Educators failed students with social media. We can do better with AI.
Those of us educated before AI remember the joys of completing a hard task and the sorrows of failing at one, whether writing a beautiful essay or botching a tough math problem.
But with hindsight, we see that our struggle helped build intellectual muscle. The learning process, not the result, was the point.
How do we help our students build that intellectual muscle when AI is always at their elbows with an answer?
Currently, we educators focus much of our attention on teaching AI skills, using AI for administrative tasks — and, unfortunately, figuring out how to circumvent the labor-saving advantages of AI so we can cling to old teaching practices.
Our chief responsibility is much more fundamental. We need to help students strengthen their critical thinking, analytical, and teamwork skills — all core human traits needed to participate in a democratic society and prosper in a dynamic economy.
In my career as a professor and academic leader, I’ve seen the advent of scientific calculators, personal computers and the Internet.
Although some feared that these developments would threaten education, it’s clear they wound up strengthening it. They reduced menial tasks. They created new tools. They opened up troves of new information. All this led to different and richer questions and new ways of asking them.
AI is orders of magnitude more powerful. But it will also enhance student learning — if we are purposeful and collaborative in making it do so.
We should start with the shared understanding that our goal as educators is to inspire and cultivate learning. And we should insist that AI assist us and not impede us in this work.
The act of learning instills humility and wonder. It feeds curiosity. It cultivates intuition, that amazing power that arises from experience and thought. It’s essential for individuals to participate in society and to connect and work with others.
The question before us is not whether to use AI in teaching; faculty are already doing so in exciting ways.

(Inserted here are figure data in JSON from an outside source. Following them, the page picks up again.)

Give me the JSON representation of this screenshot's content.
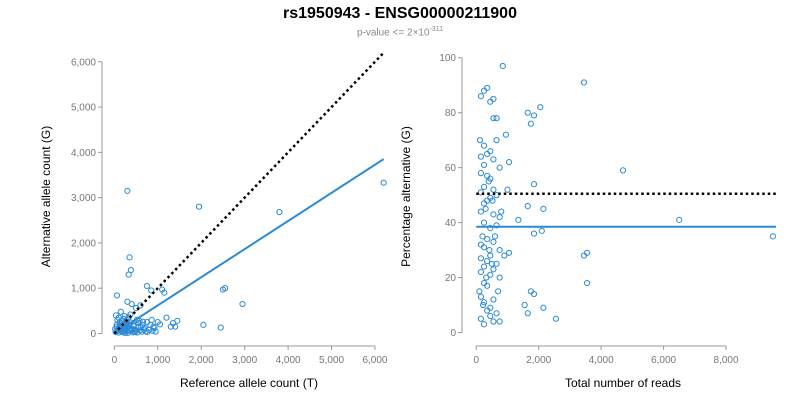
{
  "title": "rs1950943 - ENSG00000211900",
  "subtitle": {
    "prefix": "p-value <= 2",
    "times": "×",
    "base": "10",
    "exponent": "-311"
  },
  "colors": {
    "points": "#2b8ad6",
    "fit_line": "#2b8ad6",
    "reference_line": "#000000"
  },
  "chart_data": [
    {
      "type": "scatter",
      "title": "",
      "xlabel": "Reference allele count (T)",
      "ylabel": "Alternative allele count (G)",
      "xlim": [
        -100,
        6300
      ],
      "ylim": [
        -100,
        6150
      ],
      "xticks": [
        0,
        1000,
        2000,
        3000,
        4000,
        5000,
        6000
      ],
      "xtick_labels": [
        "0",
        "1,000",
        "2,000",
        "3,000",
        "4,000",
        "5,000",
        "6,000"
      ],
      "yticks": [
        0,
        1000,
        2000,
        3000,
        4000,
        5000,
        6000
      ],
      "ytick_labels": [
        "0",
        "1,000",
        "2,000",
        "3,000",
        "4,000",
        "5,000",
        "6,000"
      ],
      "grid": false,
      "points": [
        [
          300,
          3150
        ],
        [
          350,
          1680
        ],
        [
          380,
          1400
        ],
        [
          330,
          1300
        ],
        [
          60,
          840
        ],
        [
          1950,
          2800
        ],
        [
          3800,
          2680
        ],
        [
          6200,
          3330
        ],
        [
          2550,
          1000
        ],
        [
          2500,
          970
        ],
        [
          2950,
          650
        ],
        [
          750,
          1050
        ],
        [
          850,
          950
        ],
        [
          1100,
          970
        ],
        [
          300,
          700
        ],
        [
          400,
          650
        ],
        [
          500,
          560
        ],
        [
          600,
          620
        ],
        [
          1450,
          280
        ],
        [
          1350,
          230
        ],
        [
          1400,
          150
        ],
        [
          1300,
          150
        ],
        [
          2050,
          190
        ],
        [
          2450,
          130
        ],
        [
          150,
          480
        ],
        [
          100,
          350
        ],
        [
          120,
          250
        ],
        [
          200,
          200
        ],
        [
          50,
          150
        ],
        [
          80,
          60
        ],
        [
          150,
          80
        ],
        [
          220,
          120
        ],
        [
          260,
          100
        ],
        [
          300,
          50
        ],
        [
          350,
          90
        ],
        [
          400,
          110
        ],
        [
          450,
          180
        ],
        [
          500,
          60
        ],
        [
          550,
          140
        ],
        [
          600,
          70
        ],
        [
          650,
          190
        ],
        [
          700,
          120
        ],
        [
          750,
          250
        ],
        [
          800,
          80
        ],
        [
          900,
          150
        ],
        [
          1000,
          250
        ],
        [
          100,
          20
        ],
        [
          180,
          30
        ],
        [
          250,
          10
        ],
        [
          320,
          15
        ],
        [
          420,
          25
        ],
        [
          480,
          35
        ],
        [
          520,
          300
        ],
        [
          580,
          280
        ],
        [
          640,
          40
        ],
        [
          720,
          45
        ],
        [
          40,
          400
        ],
        [
          70,
          300
        ],
        [
          130,
          180
        ],
        [
          170,
          220
        ],
        [
          210,
          320
        ],
        [
          240,
          380
        ],
        [
          280,
          260
        ],
        [
          340,
          200
        ],
        [
          380,
          240
        ],
        [
          440,
          160
        ],
        [
          470,
          90
        ],
        [
          20,
          100
        ],
        [
          30,
          30
        ],
        [
          90,
          120
        ],
        [
          140,
          140
        ],
        [
          190,
          60
        ],
        [
          230,
          40
        ],
        [
          270,
          170
        ],
        [
          310,
          130
        ],
        [
          360,
          60
        ],
        [
          460,
          40
        ],
        [
          530,
          20
        ],
        [
          610,
          130
        ],
        [
          680,
          90
        ],
        [
          760,
          30
        ],
        [
          830,
          190
        ],
        [
          880,
          60
        ],
        [
          950,
          40
        ],
        [
          1050,
          200
        ],
        [
          1150,
          900
        ],
        [
          1200,
          350
        ],
        [
          60,
          200
        ],
        [
          110,
          90
        ],
        [
          160,
          270
        ],
        [
          205,
          110
        ],
        [
          255,
          70
        ],
        [
          290,
          300
        ],
        [
          330,
          360
        ],
        [
          370,
          420
        ],
        [
          410,
          80
        ],
        [
          560,
          230
        ],
        [
          660,
          260
        ],
        [
          860,
          300
        ],
        [
          920,
          120
        ]
      ],
      "fit_line": [
        [
          0,
          0
        ],
        [
          6200,
          3850
        ]
      ],
      "reference_line": [
        [
          0,
          0
        ],
        [
          6200,
          6200
        ]
      ]
    },
    {
      "type": "scatter",
      "title": "",
      "xlabel": "Total number of reads",
      "ylabel": "Percentage alternative (G)",
      "xlim": [
        -200,
        9600
      ],
      "ylim": [
        -2,
        101
      ],
      "xticks": [
        0,
        2000,
        4000,
        6000,
        8000
      ],
      "xtick_labels": [
        "0",
        "2,000",
        "4,000",
        "6,000",
        "8,000"
      ],
      "yticks": [
        0,
        20,
        40,
        60,
        80,
        100
      ],
      "ytick_labels": [
        "0",
        "20",
        "40",
        "60",
        "80",
        "100"
      ],
      "grid": false,
      "points": [
        [
          850,
          97
        ],
        [
          3450,
          91
        ],
        [
          350,
          89
        ],
        [
          250,
          88
        ],
        [
          150,
          86
        ],
        [
          550,
          85
        ],
        [
          450,
          84
        ],
        [
          2050,
          82
        ],
        [
          1650,
          80
        ],
        [
          1850,
          79
        ],
        [
          650,
          78
        ],
        [
          550,
          78
        ],
        [
          1750,
          76
        ],
        [
          950,
          72
        ],
        [
          650,
          70
        ],
        [
          250,
          68
        ],
        [
          450,
          66
        ],
        [
          350,
          65
        ],
        [
          150,
          64
        ],
        [
          550,
          63
        ],
        [
          1050,
          62
        ],
        [
          250,
          61
        ],
        [
          750,
          60
        ],
        [
          4700,
          59
        ],
        [
          150,
          58
        ],
        [
          350,
          57
        ],
        [
          450,
          56
        ],
        [
          1850,
          54
        ],
        [
          250,
          53
        ],
        [
          550,
          52
        ],
        [
          150,
          51
        ],
        [
          650,
          50
        ],
        [
          450,
          49
        ],
        [
          350,
          48
        ],
        [
          250,
          47
        ],
        [
          1650,
          46
        ],
        [
          2150,
          45
        ],
        [
          150,
          44
        ],
        [
          550,
          43
        ],
        [
          750,
          42
        ],
        [
          1350,
          41
        ],
        [
          6500,
          41
        ],
        [
          250,
          40
        ],
        [
          650,
          39
        ],
        [
          450,
          38
        ],
        [
          2100,
          37
        ],
        [
          1850,
          36
        ],
        [
          9500,
          35
        ],
        [
          350,
          34
        ],
        [
          550,
          33
        ],
        [
          150,
          32
        ],
        [
          250,
          31
        ],
        [
          750,
          30
        ],
        [
          1050,
          29
        ],
        [
          3550,
          29
        ],
        [
          3450,
          28
        ],
        [
          450,
          28
        ],
        [
          150,
          27
        ],
        [
          350,
          26
        ],
        [
          650,
          25
        ],
        [
          250,
          24
        ],
        [
          550,
          23
        ],
        [
          150,
          22
        ],
        [
          450,
          21
        ],
        [
          750,
          20
        ],
        [
          3550,
          18
        ],
        [
          250,
          18
        ],
        [
          350,
          17
        ],
        [
          1750,
          15
        ],
        [
          1850,
          14
        ],
        [
          150,
          13
        ],
        [
          550,
          12
        ],
        [
          250,
          11
        ],
        [
          1550,
          10
        ],
        [
          2150,
          9
        ],
        [
          450,
          9
        ],
        [
          350,
          8
        ],
        [
          1650,
          7
        ],
        [
          650,
          7
        ],
        [
          2550,
          5
        ],
        [
          150,
          5
        ],
        [
          550,
          4
        ],
        [
          250,
          3
        ],
        [
          750,
          4
        ],
        [
          450,
          6
        ],
        [
          100,
          15
        ],
        [
          200,
          35
        ],
        [
          300,
          45
        ],
        [
          400,
          55
        ],
        [
          500,
          25
        ],
        [
          600,
          35
        ],
        [
          700,
          15
        ],
        [
          800,
          44
        ],
        [
          900,
          28
        ],
        [
          1000,
          52
        ],
        [
          120,
          70
        ],
        [
          220,
          10
        ],
        [
          320,
          20
        ],
        [
          420,
          30
        ],
        [
          520,
          48
        ]
      ],
      "fit_line": [
        [
          0,
          38.5
        ],
        [
          9600,
          38.5
        ]
      ],
      "reference_line": [
        [
          0,
          50.5
        ],
        [
          9600,
          50.5
        ]
      ]
    }
  ]
}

Rather, the question is, how can we ensure that our use of AI makes students better learners and, by extension, better thinkers?
Part of the answer involves selecting the right AI tool for what we are teaching, whether large language models, machine learning, digital twins, computer vision, robotics, remote sensing, or others.
At UF, where we teach AI courses to 12,000+ students across 16 colleges, every discipline is different. Faculty are encouraged to use the AI that best suits their lesson, class or discipline.
Another way to make students better learners is to be flexible in our teaching.
Technological innovations have always adjusted the knowledge base and skills students are expected to acquire. AI is doing the same, and we educators need to adjust accordingly.
For example, the advent of digital calculators brought the ability to quickly and easily compute results that were impossible or impractical to verify. But how do you know if you mis-entered some keystrokes and got a ridiculous answer?
Teachers began stressing the tools and techniques of estimation, since only by estimating could students “check” the results spit out by their calculators.
We need to strive for similar pedagogical flexibility with AI. We know students will skip steps in the cognitive process. With that being the case, how do we help them learn to assess whether AI’s answers are true — or, conversely, hallucinatory?
A third way to use AI to help students become better learners is to stress teamwork.
We know that AI is here to stay. AI agents will become students’ constant companions as assistants and collaborators.
Educators have long recognized that teamwork is an important leadership skill that companies demand. As AI becomes the newest member of the team, we need to teach students how to bring out its best qualities and smoothly interact, just as with human team members.
Keeping our focus on enabling student learning will help us avoid past missteps with new technologies, such as when universities missed the opportunity to meaningfully influence student use and consumption of social media.
Had we been more proactive and focused on helping students navigate, contextualize and understand social media, we might see fewer of the negative mental health impacts we see today.
Imagine the consequences of young people losing the sense of accomplishment that comes from tackling big challenges due to offloading them to chatbots.
The more we help students to retain and strengthen their innate learning abilities, the better we can prevent that outcome.
The importance of getting this right goes beyond mental health.
Studies already suggest that GPS and navigation apps negatively influence people’s spatial memory and sense of direction. The more we offload human abilities to machines, the more we’ll lose those abilities, with negative impacts on individuals and society.
AI is reshaping what goes on in the classroom, our curriculum, and the public’s perception of the usefulness and relevance of higher education.
Schools and universities are on the front lines. We can and should rise to the occasion, making this powerful new tool an ally rather than an enemy of learning, with all its struggles, satisfactions and benefits for human well-being.
Joe Glover is Interim Provost of the University of Florida.